$(1+x)^{20}=\sum_{r=1}^{20}a_rx^r$ where $a_r=\binom{20}{r}$, find the value $\mathop{\sum\sum}_{0\le i<j\le 20}(a_i-a_j)^2$

Question

$(1+x)^{20}=\sum_{r=1}^{20}a_rx^r$ where $a_r=\binom{20}{r}$, find the value $$\mathop{\sum\sum}_{0\le i<j\le 20}(a_i-a_j)^2$$

I first calculated the value of $\mathop{\sum\sum}_{0\le i<j\le 20}(a_j)^2$

$$A=\mathop{\sum\sum}_{0\le i<j\le 20}(a_j)^2=\frac{1}{2}\left(\mathop{\sum\sum}_{0\le i,j\le20}(a_j)^2-\sum_{0\le i\le20}a_i^2\right)=\frac{1}{2}\left(41\binom{40}{20}-\dbinom{40}{20}\right)=20\dbinom{40}{20}$$

Then I calculated the value of $\mathop{\sum\sum}_{0\le i<j\le 20}(a_ia_j)$

$$B=\mathop{\sum\sum}_{0\le i<j\le 20}(a_ia_j)=\frac{1}{2}\left(\mathop{\sum\sum}_{0\le i,j\le20}(a_ia_j)-\sum_{0\le i\le20}a_i^2\right)=\frac{1}{2}\left(2^{40}-\binom{40}{20}\right)$$

The final answer I got was $2A-2B=41\binom{41}{20}-2^{40}$

But given answer is $41\binom{42}{20}-2^{40}$

Answer 1

From $(a_i - a_j)^2 = a_i^2 - 2 a_i a_j + a_j^2$, I'm pretty sure you want $2A - 2B$. But your $A$ and $B$ give $2A - 2B = 41 \binom{40}{20} - 2^{40}$, which is also not the given answer, so there must be error(s) in your $A$ and/or $B$. When I compute $A$, I get $10 \binom{40}{20}$ and when I compute $B$, I get the same value you have.

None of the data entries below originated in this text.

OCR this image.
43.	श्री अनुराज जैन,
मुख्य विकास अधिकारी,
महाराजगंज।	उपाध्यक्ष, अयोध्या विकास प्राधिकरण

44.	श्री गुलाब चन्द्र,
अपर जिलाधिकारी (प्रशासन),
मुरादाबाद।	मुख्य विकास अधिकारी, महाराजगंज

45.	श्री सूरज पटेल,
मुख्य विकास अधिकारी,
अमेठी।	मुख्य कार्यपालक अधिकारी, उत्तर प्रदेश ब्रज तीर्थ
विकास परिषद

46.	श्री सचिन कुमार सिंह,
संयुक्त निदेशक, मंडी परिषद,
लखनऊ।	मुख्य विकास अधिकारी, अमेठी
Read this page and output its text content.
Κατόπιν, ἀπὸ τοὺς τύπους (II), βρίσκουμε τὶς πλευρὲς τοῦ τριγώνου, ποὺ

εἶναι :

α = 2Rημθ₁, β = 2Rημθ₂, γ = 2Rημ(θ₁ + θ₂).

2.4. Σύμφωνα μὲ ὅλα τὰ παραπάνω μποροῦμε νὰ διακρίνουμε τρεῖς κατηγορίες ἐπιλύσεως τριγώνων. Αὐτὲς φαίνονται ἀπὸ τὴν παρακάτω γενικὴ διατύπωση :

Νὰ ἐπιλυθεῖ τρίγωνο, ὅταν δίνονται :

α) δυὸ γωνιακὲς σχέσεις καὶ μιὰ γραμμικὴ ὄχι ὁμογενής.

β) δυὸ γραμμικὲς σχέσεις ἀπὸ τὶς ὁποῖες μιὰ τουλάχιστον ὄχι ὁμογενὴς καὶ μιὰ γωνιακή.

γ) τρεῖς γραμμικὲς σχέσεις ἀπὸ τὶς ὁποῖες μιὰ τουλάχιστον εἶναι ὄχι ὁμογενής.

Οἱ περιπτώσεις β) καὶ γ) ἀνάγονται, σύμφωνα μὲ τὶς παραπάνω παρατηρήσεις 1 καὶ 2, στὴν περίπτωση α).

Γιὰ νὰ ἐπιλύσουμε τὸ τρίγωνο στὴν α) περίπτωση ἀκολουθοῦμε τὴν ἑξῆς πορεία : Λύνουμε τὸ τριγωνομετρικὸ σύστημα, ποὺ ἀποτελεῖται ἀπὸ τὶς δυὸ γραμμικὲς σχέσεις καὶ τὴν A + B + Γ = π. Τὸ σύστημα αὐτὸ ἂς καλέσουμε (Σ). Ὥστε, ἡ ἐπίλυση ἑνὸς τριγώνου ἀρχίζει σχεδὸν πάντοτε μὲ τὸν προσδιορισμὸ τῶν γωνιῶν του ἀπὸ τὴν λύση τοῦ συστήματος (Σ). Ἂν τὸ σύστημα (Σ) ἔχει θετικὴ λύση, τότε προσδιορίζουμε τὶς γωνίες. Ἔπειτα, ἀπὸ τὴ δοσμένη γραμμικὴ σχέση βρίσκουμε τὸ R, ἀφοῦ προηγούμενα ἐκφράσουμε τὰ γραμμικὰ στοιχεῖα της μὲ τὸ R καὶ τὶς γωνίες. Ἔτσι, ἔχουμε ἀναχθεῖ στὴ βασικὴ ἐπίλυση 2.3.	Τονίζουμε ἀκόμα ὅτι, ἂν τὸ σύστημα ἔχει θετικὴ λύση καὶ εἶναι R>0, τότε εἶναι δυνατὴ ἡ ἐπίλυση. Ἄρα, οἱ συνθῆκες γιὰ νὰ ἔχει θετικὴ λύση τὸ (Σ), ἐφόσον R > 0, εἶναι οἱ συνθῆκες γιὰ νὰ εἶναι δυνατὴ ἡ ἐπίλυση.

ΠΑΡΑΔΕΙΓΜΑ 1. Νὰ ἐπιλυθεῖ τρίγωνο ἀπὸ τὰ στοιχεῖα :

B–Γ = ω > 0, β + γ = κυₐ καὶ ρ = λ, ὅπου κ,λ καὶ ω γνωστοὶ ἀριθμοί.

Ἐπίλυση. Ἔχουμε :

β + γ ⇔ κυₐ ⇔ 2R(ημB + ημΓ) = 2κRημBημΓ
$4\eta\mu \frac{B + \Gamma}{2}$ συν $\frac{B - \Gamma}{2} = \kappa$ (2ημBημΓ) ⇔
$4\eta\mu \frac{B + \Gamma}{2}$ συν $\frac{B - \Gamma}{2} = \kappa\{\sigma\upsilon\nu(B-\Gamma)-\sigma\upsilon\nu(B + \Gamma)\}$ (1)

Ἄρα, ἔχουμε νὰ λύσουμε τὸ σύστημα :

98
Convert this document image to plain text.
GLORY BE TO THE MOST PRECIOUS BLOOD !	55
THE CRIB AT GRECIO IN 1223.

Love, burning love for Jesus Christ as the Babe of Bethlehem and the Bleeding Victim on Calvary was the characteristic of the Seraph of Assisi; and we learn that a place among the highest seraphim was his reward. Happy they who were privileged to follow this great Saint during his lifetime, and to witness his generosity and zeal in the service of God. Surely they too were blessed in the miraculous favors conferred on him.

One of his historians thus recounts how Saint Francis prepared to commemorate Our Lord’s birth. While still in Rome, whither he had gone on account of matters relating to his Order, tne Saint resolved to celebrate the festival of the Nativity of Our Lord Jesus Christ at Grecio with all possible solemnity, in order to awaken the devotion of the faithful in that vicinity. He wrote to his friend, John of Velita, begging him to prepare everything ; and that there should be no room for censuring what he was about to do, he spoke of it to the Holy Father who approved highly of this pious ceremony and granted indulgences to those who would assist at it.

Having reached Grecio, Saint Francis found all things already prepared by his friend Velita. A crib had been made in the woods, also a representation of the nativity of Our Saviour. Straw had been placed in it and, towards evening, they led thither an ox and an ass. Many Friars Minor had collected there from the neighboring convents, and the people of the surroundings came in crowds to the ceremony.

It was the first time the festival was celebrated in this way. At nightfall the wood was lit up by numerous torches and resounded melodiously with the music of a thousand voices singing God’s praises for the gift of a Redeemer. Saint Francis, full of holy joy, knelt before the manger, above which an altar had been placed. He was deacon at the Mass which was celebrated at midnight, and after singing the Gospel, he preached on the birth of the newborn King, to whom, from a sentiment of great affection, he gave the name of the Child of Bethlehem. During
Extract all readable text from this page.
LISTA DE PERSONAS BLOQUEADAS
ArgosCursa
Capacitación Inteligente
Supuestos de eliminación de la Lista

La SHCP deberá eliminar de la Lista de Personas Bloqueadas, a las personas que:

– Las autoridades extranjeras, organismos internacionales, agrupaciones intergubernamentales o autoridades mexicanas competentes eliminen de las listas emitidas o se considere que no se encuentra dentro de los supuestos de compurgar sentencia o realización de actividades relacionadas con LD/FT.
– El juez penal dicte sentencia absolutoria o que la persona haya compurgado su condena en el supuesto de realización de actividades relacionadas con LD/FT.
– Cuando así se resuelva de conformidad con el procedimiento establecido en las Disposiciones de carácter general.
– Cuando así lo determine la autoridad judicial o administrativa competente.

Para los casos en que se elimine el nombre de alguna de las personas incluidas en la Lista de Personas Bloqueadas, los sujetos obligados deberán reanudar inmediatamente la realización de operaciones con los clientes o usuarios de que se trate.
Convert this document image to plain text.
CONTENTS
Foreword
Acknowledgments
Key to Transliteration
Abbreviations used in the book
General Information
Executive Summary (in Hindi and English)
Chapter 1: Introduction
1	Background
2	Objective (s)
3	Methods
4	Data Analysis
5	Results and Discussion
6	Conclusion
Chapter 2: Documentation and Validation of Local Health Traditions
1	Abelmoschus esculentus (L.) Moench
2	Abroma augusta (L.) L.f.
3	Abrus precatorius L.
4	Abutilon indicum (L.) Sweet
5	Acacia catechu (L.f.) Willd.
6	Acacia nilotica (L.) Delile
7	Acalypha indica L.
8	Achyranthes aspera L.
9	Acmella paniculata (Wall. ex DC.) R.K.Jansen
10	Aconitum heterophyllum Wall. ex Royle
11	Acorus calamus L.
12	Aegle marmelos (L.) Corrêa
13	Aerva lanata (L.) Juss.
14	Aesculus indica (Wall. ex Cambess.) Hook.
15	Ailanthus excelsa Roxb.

This suggests a factor of $2$ error in your computation of $A$. I compute: $$\begin{align} A &= \sum_{i=0}^{20} \sum_{j=i+1}^{20} a_j^2 \\ &= \frac{1}{2}\left( \sum_{i=0}^{20} \sum_{j=0}^{20} a_j^2 - \sum_{i=0}^{20} a_i^2 \right) \\ &= \frac{1}{2}\left( 21 \binom{40}{20} - \binom{40}{20}\right) & &\text{(contra. your $41 \dots$) }\\ &= 10 \binom{40}{20}, \end{align}$$ getting the expected factor of $2$ discrepancy.

With this new $A$ and the old $B$, we have $$\begin{align} \sum_{i=0}^{20} \sum_{j=i+1}^{20} (a_i - a_j)^2 &= 2A - 2B \\ &= 20 \binom{40}{20} - \left( 2^{40} - \binom{40}{20} \right) \\ &= 21 \binom{40}{20} - 2^{40}. \end{align}$$

The given answer is more than $10$ times larger than this, so I am dubious about its correctness.

Aside: Checking numerically: $$ \begin{align} \sum_{i=0}^{20} \sum_{j=i+1}^{20} (a_i - a_j)^2 &= 1\,795\,265\,477\,444. \\ 21 \binom{40}{20} - 2^{40} &= 1\,795\,265\,477\,444. \\ 41 \binom{41}{20} - 2^{40} &= 9\,934\,774\,798\,244. \\ 41 \binom{42}{20} - 2^{40} &= 19\,965\,944\,276\,444. \end{align}$$

Answer 2

Using Lagrange Identity (that is $$\sum_{i=1}^nx_i^2\sum_{j=1}^ny_i^2=\sum_{i<j}(x_iy_j-x_jy_i)^2+\left(\sum_{i=1}^nx_iy_i\right)^2.)$$, taking $n=20$, $x_r=a_r$ and $y_r=1$ we get $$20\sum_{i=1}^{20}a_i^2=\sum_{1\le i<j\le 20}(a_i-a_j)^2+\left(\sum_{i=1}^{20}a_i\right)^2...(*)$$.

Thus, remembering that $a_r=\binom{20}{r}$, we have $\sum_{i=1}^{20}a_i=2^{20}-1$ and $\sum_{i=1}^{20}a_i^2=\binom{40}{20}-1$.

Can you conclude? (Note that sum $\sum(a_i-a_j)^2$ in $(*)$ begins in 1, while you need that sum begining in 0).